We have been discussing how the left has fallen out of love with free speech and how free speech is now being treated not as the defining right of liberty but the very threat to liberty. Indeed, the most existential threats to free speech around the world are now coming from the left, which has embraced speech codes and the criminalization of speech with a passion. There are exceptions like Bernie Sanders who recently declared that Ann Coulter should be allowed to speak at Berkeley — a position that I obviously have shared on this blog. However, that principled position was countered by the most common response of former Vermont Gov. Howard Dean who declared that hate speech is not protected by the Constitution. He is obviously wrong but his inclination — even eagerness — to limit free speech is now a mainstream idea among liberals who once were the champions of this defining right. Notably, Dean has shown increasing intolerance in other areas. He recently denounced a member of Congress after she simply asked for evidence to support the culpability of the Syrian regime in the recent chemical attack.

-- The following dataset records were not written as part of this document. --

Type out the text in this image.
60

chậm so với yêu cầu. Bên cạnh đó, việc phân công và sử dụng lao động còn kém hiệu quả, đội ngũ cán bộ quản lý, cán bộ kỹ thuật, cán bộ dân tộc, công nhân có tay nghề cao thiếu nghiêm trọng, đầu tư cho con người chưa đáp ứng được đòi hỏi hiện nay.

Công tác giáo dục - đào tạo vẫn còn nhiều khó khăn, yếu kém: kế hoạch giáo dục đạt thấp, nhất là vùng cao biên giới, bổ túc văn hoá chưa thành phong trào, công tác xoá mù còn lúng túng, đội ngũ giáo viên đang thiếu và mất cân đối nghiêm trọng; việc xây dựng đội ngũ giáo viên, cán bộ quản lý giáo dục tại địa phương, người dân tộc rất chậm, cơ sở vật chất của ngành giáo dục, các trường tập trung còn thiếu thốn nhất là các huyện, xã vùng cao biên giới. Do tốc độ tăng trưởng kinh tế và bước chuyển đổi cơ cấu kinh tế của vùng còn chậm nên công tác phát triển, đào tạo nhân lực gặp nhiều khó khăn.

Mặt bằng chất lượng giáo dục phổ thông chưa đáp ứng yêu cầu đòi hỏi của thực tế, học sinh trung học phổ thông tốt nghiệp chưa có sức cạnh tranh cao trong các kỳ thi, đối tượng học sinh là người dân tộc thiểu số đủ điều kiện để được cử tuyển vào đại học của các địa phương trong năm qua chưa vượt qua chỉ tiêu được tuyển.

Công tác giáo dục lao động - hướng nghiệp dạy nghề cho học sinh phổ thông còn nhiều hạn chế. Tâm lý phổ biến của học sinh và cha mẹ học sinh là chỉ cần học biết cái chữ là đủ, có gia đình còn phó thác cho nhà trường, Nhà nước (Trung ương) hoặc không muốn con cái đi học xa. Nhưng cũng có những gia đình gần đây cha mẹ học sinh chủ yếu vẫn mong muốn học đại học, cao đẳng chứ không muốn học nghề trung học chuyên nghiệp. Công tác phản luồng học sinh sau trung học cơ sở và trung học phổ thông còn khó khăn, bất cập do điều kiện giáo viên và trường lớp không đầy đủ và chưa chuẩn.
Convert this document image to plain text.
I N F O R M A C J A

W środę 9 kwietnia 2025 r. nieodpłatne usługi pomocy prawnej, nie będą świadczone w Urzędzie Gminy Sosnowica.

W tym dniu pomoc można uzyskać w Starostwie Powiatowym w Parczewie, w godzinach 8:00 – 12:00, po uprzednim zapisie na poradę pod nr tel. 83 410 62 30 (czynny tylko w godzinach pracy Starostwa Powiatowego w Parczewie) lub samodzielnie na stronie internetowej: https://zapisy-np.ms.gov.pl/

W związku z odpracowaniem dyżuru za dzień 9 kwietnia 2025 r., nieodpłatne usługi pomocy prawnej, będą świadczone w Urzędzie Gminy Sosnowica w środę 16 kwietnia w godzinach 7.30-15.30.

Dean dismissed free speech concerns over the increasing control of the mob on our campus, particularly at Berkeley where conservative speakers like Coulter have been effectively barred. Dean offered the sweeping rationale that anything deemed “hate speech” was immediately outside of the first amendment. That is the same position of student editors at Wellesley in a chilling indication of the rise of a new generation of censors in America. They appear to have their leader in Howard Dean.
While it would be a convenient thing if, as Dean tweeted on April 20, “Hate speech is not protected by the First Amendment,” we still have protections for unpopular speech in this case and have not handed over the regulation of speech to those who would designate hateful and permissible speech. However, Dean is right in one sense. We could be heading in that direction.
The first amendment does not distinguish between types of speech: “Congress shall make no law respecting an establishment of religion, or prohibiting the free exercise thereof; or abridging the freedom of speech, or of the press; or the right of the people peaceably to assemble, and to petition the government for a redress of grievances.”
While the court has distinguished “fight words,” criminal threats and other narrow categories, it does not bestow the government the open right to strip protection of speech because it has deemed “hateful.” Indeed, in Brandenburg v. Ohio (a 1969 case that we can discussed much in terms of “violent speech”), the Court struck down an Ohio law prohibiting public speech that was deemed as promoting illegal conduct. It supported the right of the KKK to speak even though it is a hateful organization. Likewise, in R.A.V. v. City of St. Paul in 2011, it struck down a ban on any symbol that “arouses anger, alarm or resentment in others on the basis of race, color, creed, religion or gender.” Most recently, in Snyder v. Phelps in 2011, the Court said that the hateful protests of Westboro Baptist Church were protected.
As I have stated before, these cases still have dangerous ambiguities on the edges for some types of “violent speech” but they clearly reject Dean’s view of the first amendment. He can however take solace that his own speech is protected whether it is a yipe or a yell. However, some claims (whether of political success or constitutional demise) are facially premature.